Eventually we aim to provide analysis guidelines and a standardized pipeline for patient specific NB-MRD detection. The NEO-NB assay will be applied in a prospective MRD diagnostics study using FFPE as well as fresh-frozen primary tumor samples in order to implement these assays in routine diagnostics. Upon validation of the assay, we aim to establish NB-MRD for individual patients and define standardized analysis guidelines.
This project is being pursued in collaboration with PD Dr. Cornelia Eckert, Prof. Dr. Matthias Fischer and NEO New Oncology bearbeitet.
Mouse models of embryonal tumors
We employ genetically engineered mouse models (GEMMs) to investigate the molecular mechanisms of neuroblastoma pathogenesis.

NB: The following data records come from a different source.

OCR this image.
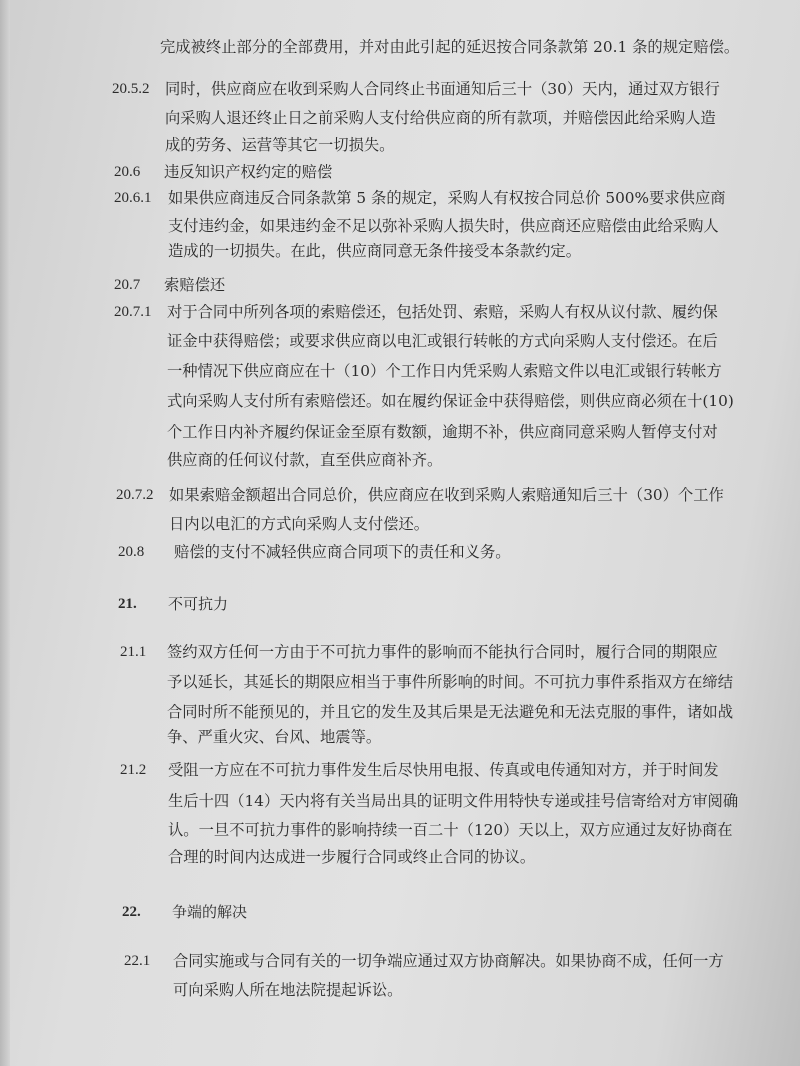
完成被终止部分的全部费用，并对由此引起的延迟按合同条款第 20.1 条的规定赔偿。
20.5.2 同时，供应商应在收到采购人合同终止书面通知后三十（30）天内，通过双方银行
向采购人退还终止日之前采购人支付给供应商的所有款项，并赔偿因此给采购人造
成的劳务、运营等其它一切损失。
20.6 违反知识产权约定的赔偿
20.6.1 如果供应商违反合同条款第 5 条的规定，采购人有权按合同总价 500%要求供应商
支付违约金，如果违约金不足以弥补采购人损失时，供应商还应赔偿由此给采购人
造成的一切损失。在此，供应商同意无条件接受本条款约定。
20.7 索赔偿还
20.7.1 对于合同中所列各项的索赔偿还，包括处罚、索赔，采购人有权从议付款、履约保
证金中获得赔偿；或要求供应商以电汇或银行转帐的方式向采购人支付偿还。在后
一种情况下供应商应在十（10）个工作日内凭采购人索赔文件以电汇或银行转帐方
式向采购人支付所有索赔偿还。如在履约保证金中获得赔偿，则供应商必须在十(10)
个工作日内补齐履约保证金至原有数额，逾期不补，供应商同意采购人暂停支付对
供应商的任何议付款，直至供应商补齐。
20.7.2 如果索赔金额超出合同总价，供应商应在收到采购人索赔通知后三十（30）个工作
日内以电汇的方式向采购人支付偿还。
20.8 赔偿的支付不减轻供应商合同项下的责任和义务。
21. 不可抗力
21.1 签约双方任何一方由于不可抗力事件的影响而不能执行合同时，履行合同的期限应
予以延长，其延长的期限应相当于事件所影响的时间。不可抗力事件系指双方在缔结
合同时所不能预见的，并且它的发生及其后果是无法避免和无法克服的事件，诸如战
争、严重火灾、台风、地震等。
21.2 受阻一方应在不可抗力事件发生后尽快用电报、传真或电传通知对方，并于时间发
生后十四（14）天内将有关当局出具的证明文件用特快专递或挂号信寄给对方审阅确
认。一旦不可抗力事件的影响持续一百二十（120）天以上，双方应通过友好协商在
合理的时间内达成进一步履行合同或终止合同的协议。
22. 争端的解决
22.1 合同实施或与合同有关的一切争端应通过双方协商解决。如果协商不成，任何一方
可向采购人所在地法院提起诉讼。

Such models allow for the analysis of both intrinsic cellular processes as well as interactions between the tumor cell and the extra-cellular microenvironment in vivo. Our primary focus is the validation and functional characterization of tumor-initiating factors. For instance, in order to recapitulate the amplification of the neuroblastoma oncogene MYCN, which is observed in about 25% of neuroblastoma patients, our lab developed a Cre/loxP system that allows for the tissue-specific over-expression of MYCN in the neural crest during development. To this end, a genetic cassette carrying the human MYCN cDNA sequence and a loxP-flanked transcriptional stop sequence (LSL) were introduced via homologous recombination into the murine Rosa26 locus. The LSL signal, which prevents expression of the MYCN transgene, can be removed by cross-breeding the LSL-MYCN mice to mouse strains with tissue-specific Cre recombinase expression (Dbh-Cre, Phox2B-Cre, Th-Cre). This generates mice in which ectopic expression of MYCN induces neuroblastomas by cellular transformation of the parasympathetic lineage. LSL-oncogene models provide the opportunity to investigate further candidates genes, e.g. LIN28B, ALK, and BIRC5.
Thus, our experimental in vivo system allows us to analyze and evaluate novel drug targets, supporting pre-clinical drug development and suggesting novel cancer therapy strategies.